By 1850, there were more than 200 residents at Scottsville. The mill had a work force of 77 full-time operators. Its capital investments of $117,300 made it one of the largest cotton manufacturing concerns in the state.
Scott began to broaden his line of products. The mill still produced slave cloth and heavy yarn, but it also branched into linseys, batting, fine cloth and “a superior article of cotton sewing thread,” historian Miller says.
According to Miller, Scott sold out to a J. McConnell in 1857, but the mill rolled on. By 1860, it was employing 87 whites, with wages of $8 a month for women and $12 a month for men.
The number of slaves had grown as well. A visitor at the time noted that “negro labor is much employed by them.” There were at least 30 blacks working alongside the whites.

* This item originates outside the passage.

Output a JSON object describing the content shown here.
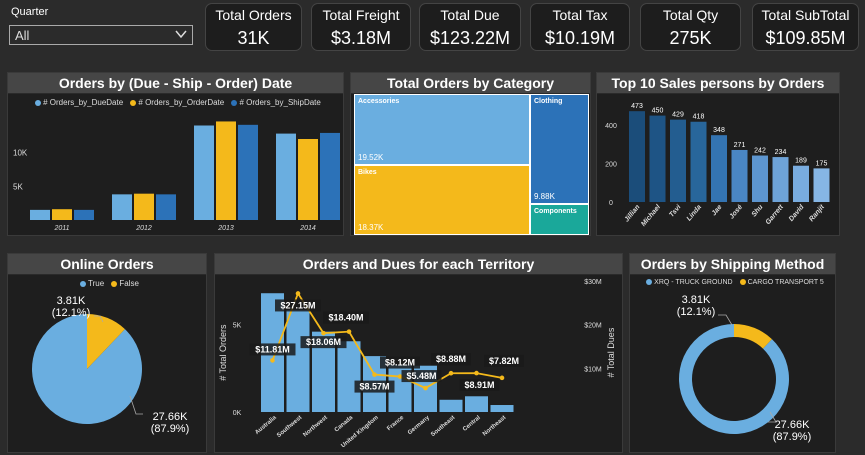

The market value of the family that Scott bought for $2,200 in 1841 had risen to $10,000 on the eve of the Civil War. Most of the original slaves remained on their jobs at the mill, where they were described as “very useful.”
Scott wasn’t the only Northern transplant in Alabama who found himself converted by slavery’s siren call. His competitor Daniel Pratt, a New Hampshire native whose cotton works in Autauga County became famed throughout the South, wrote that “African slavery in North America has been a greater blessing to the human family than any other institution except the Christian religion.“
The Civil War would destroy those fantasies.
In 1865, Union Gen. James H. Wilson and his 13,500 cavalry troops were decimating central Alabama, purging it with fire and gunpowder. Wilson dispatched a unit under Gen. Edward McCook of Ohio to Scottsville, which was on the road between Selma and Tuscaloosa. The Union troops burned the mill complex and the town.
The mill and the community never were rebuilt.